In questi giorni è riemersa, nel dibattito nazionale, l’ipotesi di prevedere, per legge, l’obbligo dei piccoli comuni, delle piccole province e finanche delle regioni più piccole, di fondersi. Di fronte alla gente comune che inizia a percepire quello che sarà il conto da pagare con la recente manovra finanziaria e ciò che sarà con le manovre che arriveranno entro il 2014, ci si rende conto che c’è l’urgenza di semplificare il peso delle strutture politiche e delle pubbliche amministrazioni.

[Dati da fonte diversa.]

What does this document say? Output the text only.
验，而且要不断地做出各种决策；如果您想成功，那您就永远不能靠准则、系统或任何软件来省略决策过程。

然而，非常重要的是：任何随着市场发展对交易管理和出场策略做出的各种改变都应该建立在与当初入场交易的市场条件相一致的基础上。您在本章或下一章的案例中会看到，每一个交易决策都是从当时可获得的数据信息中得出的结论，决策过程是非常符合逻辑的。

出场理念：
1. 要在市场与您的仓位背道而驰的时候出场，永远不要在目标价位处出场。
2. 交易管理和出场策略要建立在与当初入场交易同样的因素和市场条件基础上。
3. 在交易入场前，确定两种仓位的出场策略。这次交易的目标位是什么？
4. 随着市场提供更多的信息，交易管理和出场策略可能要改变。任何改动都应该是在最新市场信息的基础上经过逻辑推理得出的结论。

La possibilità che il territorio del Comune di Cosenza possa essere allargato ai comuni del circondario ritorna anch’essa puntualmente ormai da alcuni lustri, ma non si è mai concretizzata in una seria proposta formale e a cui sia stato dato seguito. Occorrerebbe ragionare più con lo sguardo da “statisti” che non da “politici” per dargli una concretezza. Si è parlato qualche volta in passato di “Area Urbana” o di “Grande Cosenza”, ma con i limiti dettati dagli interessi nella gestione degli attuali piccoli comuni e di piccoli spazi di potere locale.
Eppure le condizioni per realizzare un passaggio storico, con la formalizzazione in un’unica città di una realtà territoriale, urbana, sociale già di per sé ben identificata ci sarebbero tutte.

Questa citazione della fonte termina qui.